When it comes to statistics, I read 1 325 pages, which is way more than what I read in January. I read three books by Russian authors, two non-fiction books, one play, one poetry collection, one fantasy and four classics. I am surprised to see that I still read mostly classics and that all the books were written before 1950. No surprise, I read mostly physical books (6) and only one ebook, one of the physical books I borrowed from my local library. I gave five stars rating to four books, four stars rating to one book and three stars rating to one book, leaving one of the books I read with no rating. This month I read no ARCs because I wanted to focus on books I have wanted to read for a long time.

Overall, it was a great month, and I discovered amazing titles.

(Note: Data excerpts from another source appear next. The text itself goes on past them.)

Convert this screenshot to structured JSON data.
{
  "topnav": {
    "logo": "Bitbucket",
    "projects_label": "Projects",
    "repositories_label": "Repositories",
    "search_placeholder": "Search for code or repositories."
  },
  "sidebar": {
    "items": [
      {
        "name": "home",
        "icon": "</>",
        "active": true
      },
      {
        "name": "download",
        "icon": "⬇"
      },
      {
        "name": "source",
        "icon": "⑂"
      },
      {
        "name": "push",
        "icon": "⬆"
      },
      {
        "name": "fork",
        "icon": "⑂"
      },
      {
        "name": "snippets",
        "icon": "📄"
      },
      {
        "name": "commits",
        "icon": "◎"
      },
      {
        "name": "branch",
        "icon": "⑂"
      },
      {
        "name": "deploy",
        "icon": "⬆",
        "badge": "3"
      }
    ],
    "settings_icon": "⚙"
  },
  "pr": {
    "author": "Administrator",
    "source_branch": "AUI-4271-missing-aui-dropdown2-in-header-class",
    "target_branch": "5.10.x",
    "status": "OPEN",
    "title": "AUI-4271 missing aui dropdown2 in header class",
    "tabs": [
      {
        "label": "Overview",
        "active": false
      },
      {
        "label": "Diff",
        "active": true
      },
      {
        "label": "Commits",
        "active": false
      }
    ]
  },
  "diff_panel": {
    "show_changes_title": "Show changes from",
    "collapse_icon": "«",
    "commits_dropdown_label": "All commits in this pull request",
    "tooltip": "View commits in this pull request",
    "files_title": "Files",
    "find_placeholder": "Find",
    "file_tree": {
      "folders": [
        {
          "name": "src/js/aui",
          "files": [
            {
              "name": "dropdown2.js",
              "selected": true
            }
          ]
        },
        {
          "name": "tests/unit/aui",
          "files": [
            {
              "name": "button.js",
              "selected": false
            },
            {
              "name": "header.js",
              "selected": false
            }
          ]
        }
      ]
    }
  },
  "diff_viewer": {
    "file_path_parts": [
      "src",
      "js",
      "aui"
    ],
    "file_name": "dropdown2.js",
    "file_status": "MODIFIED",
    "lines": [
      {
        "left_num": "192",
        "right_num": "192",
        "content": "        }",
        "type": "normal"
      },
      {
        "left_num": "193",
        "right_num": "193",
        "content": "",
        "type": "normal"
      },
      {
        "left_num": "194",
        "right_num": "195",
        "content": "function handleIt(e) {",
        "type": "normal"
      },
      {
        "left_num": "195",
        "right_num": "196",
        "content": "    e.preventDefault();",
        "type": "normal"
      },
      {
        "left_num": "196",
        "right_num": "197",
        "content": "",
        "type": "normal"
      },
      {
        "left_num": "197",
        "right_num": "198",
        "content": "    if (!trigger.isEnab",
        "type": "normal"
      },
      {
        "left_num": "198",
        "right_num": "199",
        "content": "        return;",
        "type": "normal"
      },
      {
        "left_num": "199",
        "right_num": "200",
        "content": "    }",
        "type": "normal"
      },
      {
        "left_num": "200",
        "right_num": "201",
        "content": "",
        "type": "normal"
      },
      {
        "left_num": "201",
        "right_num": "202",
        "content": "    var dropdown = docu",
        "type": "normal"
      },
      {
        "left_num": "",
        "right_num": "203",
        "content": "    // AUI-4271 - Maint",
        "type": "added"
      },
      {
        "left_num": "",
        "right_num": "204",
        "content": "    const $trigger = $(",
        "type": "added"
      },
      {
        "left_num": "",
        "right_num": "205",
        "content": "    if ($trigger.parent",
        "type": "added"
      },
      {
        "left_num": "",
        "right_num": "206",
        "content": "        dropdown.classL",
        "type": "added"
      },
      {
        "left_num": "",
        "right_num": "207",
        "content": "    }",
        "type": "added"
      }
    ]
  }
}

However, I could read other things, for example, I have been in the mood for sci-fi and some historical fiction (so I need to pick those up).

TITLES/BOOKS

  1. The Lower Depths, by Maxim Gorky – ⭐⭐⭐⭐⭐ (review coming soon)
  2. Notes from Underground, by Fyodor Dostoyevsky – ⭐⭐⭐⭐ (review coming soon)
  3. Three Guineas, by Virginia Woolf – ⭐⭐⭐⭐⭐
  4. Letters to a Young Poet, by Rainer Maria Rilke – ⭐⭐⭐⭐⭐ (review here)
  5. The Magic Shop, by H.G. Wells – ⭐⭐⭐
  6. Gender Trouble: Feminism and the Subversion of Identity, by Judith Butler – no rating 
  7. Lolita, by Vladimir Nabokov – ⭐⭐⭐⭐⭐ (review coming soon)

I haven’t done one of these posts in such a long while I don’t even know how to finish it. 🤦

So, I have a few questions for you! How was your reading month in February? What was your best read? What are you currently reading? What books are you excited for this coming month? Let me know in the comments!

All I can say now is: Bye, keep on reading.